Would you like me to amend from “central” planning to “external” planning? As in, organizations who attempt to plan people’s lives in an interfering sort of way? Sorry, I just want to check if we’re about to get into a massive argument about vocabulary or whether there’s some place we are actually talking about the same thing.
Interesting; I hadn’t previously thought much about the analogy between (macro) economic planning and (micro) goods-and-services-oriented charity, and it probably does deserve some thought.
Still, the analogy isn’t exact. If we’re talking about basic necessities, things like food and clothes, then the argument seems strong: people’s exact needs will differ in ways that aren’t easy to predict, and direct distribution of goods will therefore incur inefficiencies that cash transfers won’t. I’m pretty sure that GiveWell and its various peers know about these pitfalls, as evidenced by GiveDirectly’s consistently high ranking. But I can also think of situations where there are information, infrastructure, or availability problems to overcome—market defects, in other words—that cash won’t do much for in the medium term, and it’s plausible to me that many of the EA community’s traditional beneficiaries do work in this space.
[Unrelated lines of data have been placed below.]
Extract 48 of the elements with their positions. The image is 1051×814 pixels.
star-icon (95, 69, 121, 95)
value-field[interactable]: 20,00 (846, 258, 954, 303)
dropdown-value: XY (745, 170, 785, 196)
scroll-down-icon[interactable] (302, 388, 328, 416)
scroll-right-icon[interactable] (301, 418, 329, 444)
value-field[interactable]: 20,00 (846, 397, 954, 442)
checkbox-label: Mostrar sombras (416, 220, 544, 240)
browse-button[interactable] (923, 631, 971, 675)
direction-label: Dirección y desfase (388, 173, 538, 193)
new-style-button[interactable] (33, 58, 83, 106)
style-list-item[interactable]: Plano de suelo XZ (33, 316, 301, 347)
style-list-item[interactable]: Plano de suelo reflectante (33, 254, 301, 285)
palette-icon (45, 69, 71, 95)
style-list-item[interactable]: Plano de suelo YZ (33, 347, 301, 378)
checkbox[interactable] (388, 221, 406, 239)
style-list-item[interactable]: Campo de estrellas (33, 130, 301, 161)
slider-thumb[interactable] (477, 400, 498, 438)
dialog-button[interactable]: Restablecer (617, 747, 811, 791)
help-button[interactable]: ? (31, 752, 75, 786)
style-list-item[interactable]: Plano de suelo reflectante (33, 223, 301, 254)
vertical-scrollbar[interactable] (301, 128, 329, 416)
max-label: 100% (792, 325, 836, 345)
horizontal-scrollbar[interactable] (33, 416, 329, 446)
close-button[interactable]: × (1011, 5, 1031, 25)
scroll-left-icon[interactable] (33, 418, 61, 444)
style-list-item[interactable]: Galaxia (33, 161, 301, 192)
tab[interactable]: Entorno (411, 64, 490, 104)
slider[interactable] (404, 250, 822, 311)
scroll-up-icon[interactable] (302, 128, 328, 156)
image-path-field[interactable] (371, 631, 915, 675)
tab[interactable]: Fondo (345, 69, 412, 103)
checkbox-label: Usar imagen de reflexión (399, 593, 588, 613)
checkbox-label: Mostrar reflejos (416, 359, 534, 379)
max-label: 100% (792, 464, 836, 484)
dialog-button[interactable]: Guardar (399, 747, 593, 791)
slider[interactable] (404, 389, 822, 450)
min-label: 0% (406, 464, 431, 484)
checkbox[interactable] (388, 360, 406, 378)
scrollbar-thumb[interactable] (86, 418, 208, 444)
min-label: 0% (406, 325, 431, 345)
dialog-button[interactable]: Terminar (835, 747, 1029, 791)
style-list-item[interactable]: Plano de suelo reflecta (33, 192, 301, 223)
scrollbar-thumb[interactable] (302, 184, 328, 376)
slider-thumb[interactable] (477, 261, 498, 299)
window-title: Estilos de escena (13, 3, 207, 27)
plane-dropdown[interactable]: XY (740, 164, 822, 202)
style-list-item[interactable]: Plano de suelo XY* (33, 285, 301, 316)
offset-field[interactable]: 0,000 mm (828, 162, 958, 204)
As to existential risk… well, that’s a completely different approach. To borrow a phrase from GiveWell’s blog, existential risk reduction is an extreme charity-as-investment strategy, and there’s very little decent analysis covering it. I don’t entirely trust MIRI’s in-house estimates, but I couldn’t point you to anything better, either.
Well, you just raised my opinion of GiveWell.
I guess it’s mostly a terminology thing. I associate “central planning” with things like the USSR and it was jarring to see an offhand reference to EA being centrally planned.
If we redefine things in terms of external management/control vs. just providing resources without strings attached, I don’t know if we disagree much.
In that case, I think I could spend part of the evening hammering out what precisely our differences are, or I could get off LessWrong and do my actual job.
Currently choosing the latter.
This seems like a noncentral use of “centrally planned”, meaning something like “there exists a highly influential opinion leader” … or else a noncentral use of “EA”, meaning something like “give all your money to GiveWell and let them sort it out”.
Given that the context is comparison to communism, your explanation doesn’t look likely. But I’m sure Eli can explain his meaning if he wants to.
It’s centrally planned in the sense that the optimizer behind it is a committee/bureaucracy, as opposed to say a market. Of course, a market in charity tries to optimize warm fuzzies so I don’t know of a better solution.
Edit: Or rather the problem is that effective charity is a credence good.